Seguro que a muchos lectores les habrá ocurrido lo que a mí este verano, a propósito de Vargas Llosa. La aparición casi simultánea de su última novela, El paraíso en la otra esquina, y de sus siete reportajes sobre Irak en este periódico, les habrá enredado ambas lecturas de una manera un tanto perturbadora. Desde Roland Barthes, no deberíamos asustarnos de la dualidad, a menudo contradicción, que produce todo escritor entre "el hombre que escribe y el hombre que es"; analógicamente, en nuestro caso, entre el novelista de ficción y el reportero de realidades. Pero la presencia de los dos en un mismo proceso lector ya es un poco demasiado. En el hispanoperuano, además, se trata de una dicotomía superpuesta a otras que vienen de muy atrás: ¿Es Vargas Llosa de izquierda o de derecha?, nos preguntábamos ya en los 60. ¿Puede el escritor seriamente comprometido con los derechos humanos, con la democracia, ser el mismo defensor del neoliberalismo? (Esto último, por cierto, con parada en una sorprendente amistad política con José María Aznar, aunque hace tiempo que no se les ve juntos. Espero que a estas alturas el de Arequipa haya descubierto ya al franquista enmascarado). En fin, que quieras o no quieras, tantas disyuntivas te llevan a hacerte la inevitable pregunta: ¿Con cuál de los dos quedarse?

El valiente cronista, tras mucho fatigar el caos dantesco del Irak ocupado, nos recuerda que se opuso a esa guerra ilegal, pero que la hubiera apoyado si los motivos hubieran sido otros, concretamente: "acabar con una tiranía execrable y genocida". Arriesgada pirueta, que nos llevaría a ocupar un buen puñado de otros países regentados por granujas no mucho mejores que Sadam Husein, con consecuencias incalculables.

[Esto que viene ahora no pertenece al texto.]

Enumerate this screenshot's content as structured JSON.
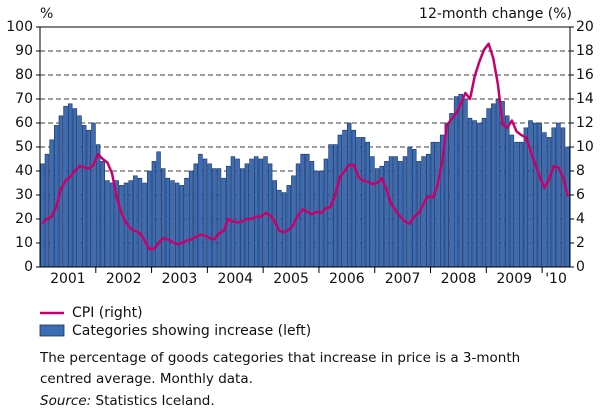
{
  "chart_data": {
    "type": "bar_line",
    "y_unit_label": "%",
    "y2_unit_label": "12-month change (%)",
    "x_labels": [
      "2001",
      "2002",
      "2003",
      "2004",
      "2005",
      "2006",
      "2007",
      "2008",
      "2009",
      "'10"
    ],
    "ylim": [
      0,
      100
    ],
    "yticks": [
      0,
      10,
      20,
      30,
      40,
      50,
      60,
      70,
      80,
      90,
      100
    ],
    "y2lim": [
      0,
      20
    ],
    "y2ticks": [
      0,
      2,
      4,
      6,
      8,
      10,
      12,
      14,
      16,
      18,
      20
    ],
    "grid": true,
    "series": [
      {
        "name": "Categories showing increase (left)",
        "type": "bar",
        "color": "#3a6db5",
        "values": [
          43,
          47,
          53,
          59,
          63,
          67,
          68,
          66,
          63,
          59,
          57,
          60,
          51,
          44,
          36,
          35,
          36,
          34,
          35,
          36,
          38,
          37,
          35,
          40,
          44,
          48,
          41,
          37,
          36,
          35,
          34,
          37,
          40,
          43,
          47,
          45,
          43,
          41,
          41,
          37,
          42,
          46,
          45,
          41,
          43,
          45,
          46,
          45,
          46,
          43,
          36,
          32,
          31,
          34,
          38,
          43,
          47,
          47,
          44,
          40,
          40,
          45,
          51,
          51,
          55,
          57,
          60,
          57,
          54,
          54,
          52,
          46,
          41,
          42,
          44,
          46,
          46,
          44,
          46,
          50,
          49,
          44,
          46,
          47,
          52,
          52,
          55,
          60,
          64,
          71,
          72,
          70,
          62,
          61,
          60,
          62,
          66,
          68,
          70,
          69,
          63,
          55,
          52,
          52,
          58,
          61,
          60,
          60,
          56,
          54,
          58,
          60,
          58,
          50
        ]
      },
      {
        "name": "CPI (right)",
        "type": "line",
        "axis": "y2",
        "color": "#c8006e",
        "values": [
          3.6,
          4.0,
          4.2,
          5.0,
          6.5,
          7.2,
          7.5,
          8.0,
          8.4,
          8.3,
          8.2,
          8.5,
          9.4,
          9.0,
          8.7,
          7.8,
          5.8,
          4.5,
          3.7,
          3.2,
          3.0,
          2.8,
          2.2,
          1.5,
          1.5,
          2.0,
          2.4,
          2.3,
          2.1,
          1.9,
          2.0,
          2.2,
          2.3,
          2.5,
          2.7,
          2.6,
          2.4,
          2.3,
          2.8,
          3.0,
          4.0,
          3.8,
          3.7,
          3.8,
          4.0,
          4.0,
          4.2,
          4.2,
          4.5,
          4.3,
          3.8,
          3.0,
          2.9,
          3.1,
          3.5,
          4.3,
          4.8,
          4.6,
          4.4,
          4.6,
          4.5,
          4.9,
          5.0,
          6.0,
          7.5,
          8.0,
          8.5,
          8.5,
          7.5,
          7.2,
          7.1,
          6.9,
          7.0,
          7.4,
          6.5,
          5.3,
          4.7,
          4.2,
          3.8,
          3.6,
          4.2,
          4.5,
          5.3,
          5.9,
          5.8,
          6.8,
          8.7,
          11.8,
          12.3,
          12.8,
          13.6,
          14.5,
          14.0,
          15.9,
          17.1,
          18.1,
          18.6,
          17.4,
          15.2,
          11.9,
          11.6,
          12.2,
          11.3,
          11.0,
          10.8,
          9.7,
          8.6,
          7.5,
          6.6,
          7.3,
          8.4,
          8.3,
          7.5,
          5.9
        ]
      }
    ],
    "notes": [
      "The percentage of goods categories that increase in price is a 3-month",
      "centred average. Monthly data."
    ],
    "source_label": "Source:",
    "source": "Statistics Iceland."
  }
}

Sin desdeñar al otro, me quedo decididamente con el creador de El paraíso en la otra esquina, aunque reconozco dejarme llevar por añoranzas personales. Conocí a Vargas Llosa allá por el año 72. Yo era a la sazón un joven profesor universitario, lleno de pasiones político-literarias (por las mismas que me pusieron en la calle poco después), que explicaba en sus clases La ciudad y los perros como si de una nueva Biblia se tratara. El catedrático de la asignatura, de cuyo nombre no quiero acordarme, dio en la feliz ocurrencia de invitar al peruano a una gira de conferencias por Sevilla, Cádiz y Jerez. Así fue como tuve la suerte de compartir viajes y veladas inolvidables con uno de mis escritores favoritos, ya entonces. Leyendo su última y seductora novela, me he rendido a la magia de esos recuerdos, hasta refrescar el modo en que Vargas Llosa establecía semejanzas entre su Arequipa natal y las ciudades andaluzas por las que pasábamos. Pues bien, algo de esas evocaciones he visto reproducido en estas páginas, como cuando escribe: "Una pequeña ciudad española enclavada en el centro de Arequipa: callecitas primorosas con nombres andaluces y extremeños, placitas recoletas alborotadas de claveles y rosales, fuentes cantarinas (...)". Pero, sobre todo, la ternura con que se dirige constantemente a su deliciosa heroína, la anarquista-feminista Flora Tristán, por su sobrenombre, la Andaluza. Innumerables veces la invoca de esa manera, y en múltiples contextos. De todo lo cual no cabe deducir sino un implícito homenaje a nuestra región. Gracias.